You asked if your partner’s choice to cheat is your responsibility. Of course, it isn’t. But I don’t give a damn how introverted you are (and I’m pretty far out there on the introvert scale, myself) you don’t live in a vacuum. The behavior I am most ashamed of in my life, the worst choices I have ever made, were when I allowed myself to be intimately involved with people whose ethical standards were not in harmony with the person I wanted to be. No, it’s not anyone else’s fault I chose to behave the way I did. That’s on me, forever and always. But I can tell you that it is astronomically easier to live up to your own standards when you surround yourself with people who also share those values.
Now, I’ve gone all into values and stuff, and that’s really important. But here’s my reason for not participating in cheating. I’ve done it in the past and I’ve decided I don’t want to. Sure, sure, lofty principles and all, but there’s another, utterly base and selfish reason I don’t.
If you get involved with a cheater, you already have proof this person is utterly comfortable lying to get what he wants, and that his desires in the moment are more important than any long-term commitment. He’s also proven he will not negotiate openly and honestly in a difficult or emotionally risky situation, or he would have tried to have a discussion with his wife about open relationships. If he wants something from you, he will lie to you to get it. If there’s information you think you should have that would be painful or risky to give you, you won’t get it. He doesn’t think you’re special enough to treat you differently in the long run. He’s already proven that. I’m chicken. That sort of thinking scares the bajeebers out of me, so I don’t go there.
OMG thank you. So so this.

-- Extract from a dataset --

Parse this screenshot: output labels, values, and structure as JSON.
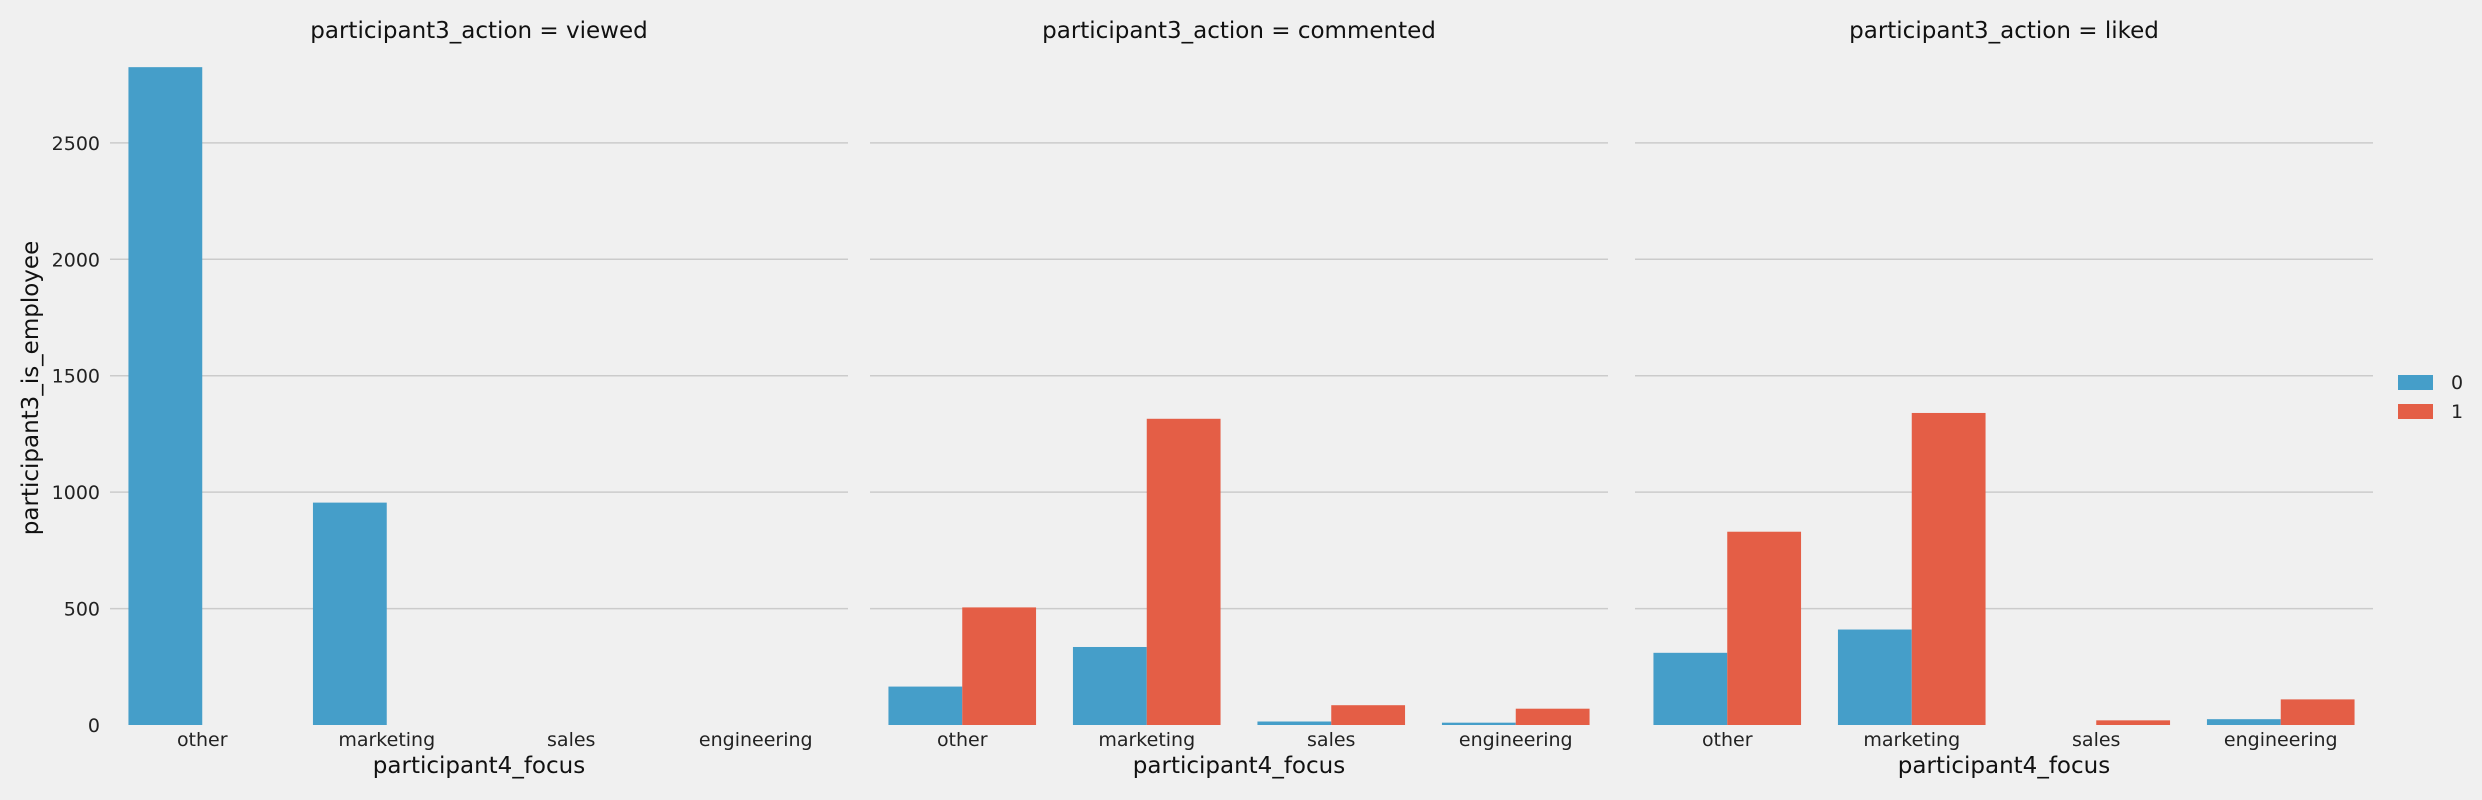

I’ve been in love with someone like this and broke up with him over it. Nail, meet head.
Thank you. I’ve been rationalizing a relationship with a former partner who was very obviously cheating. I wanted so badly to believe he was a good (albeit misguided) person making the best of a difficult situation.
Unsurprisingly, he did the exact same thing to me that he did to his wife.
Because he was an asshole.
But worse–for my purposes–is the fact that I compromised my own ethics. I knew better. And I helped him treat another woman–a woman he claimed he loved–like trash.
This was exactly the slap in the face I needed, at the moment I needed it most.
It isn’t meant to be a slap. *wince*
I have failed to live up to my own standards before and wow, that’s toe-curlingly cringeworthy when you face it.
You just have to take a deep breath and say to yourself, “I know better. Time to do better.”
It’s rough, I know.
VERY early in my poly life i dated a guy who told me his wife was onboard but I never heard it from her mouth. Eventually I just felt like I was enabling him to cheat, or I would have been if the relationship had gone any further. And that is when i decided I didn’t want to be that person. I didn’t want to help someone else break their relationship rules. And if I did – how could i be sure they wouldn’t break their rules with me later.
I always have had the opinion, that whatever relationship you are in it has its own set of rules and no couple (throuple or whatever) has the same rules as anyone else. So negotiate and make rules that you can live with, and live within the spirit of – not the letter of.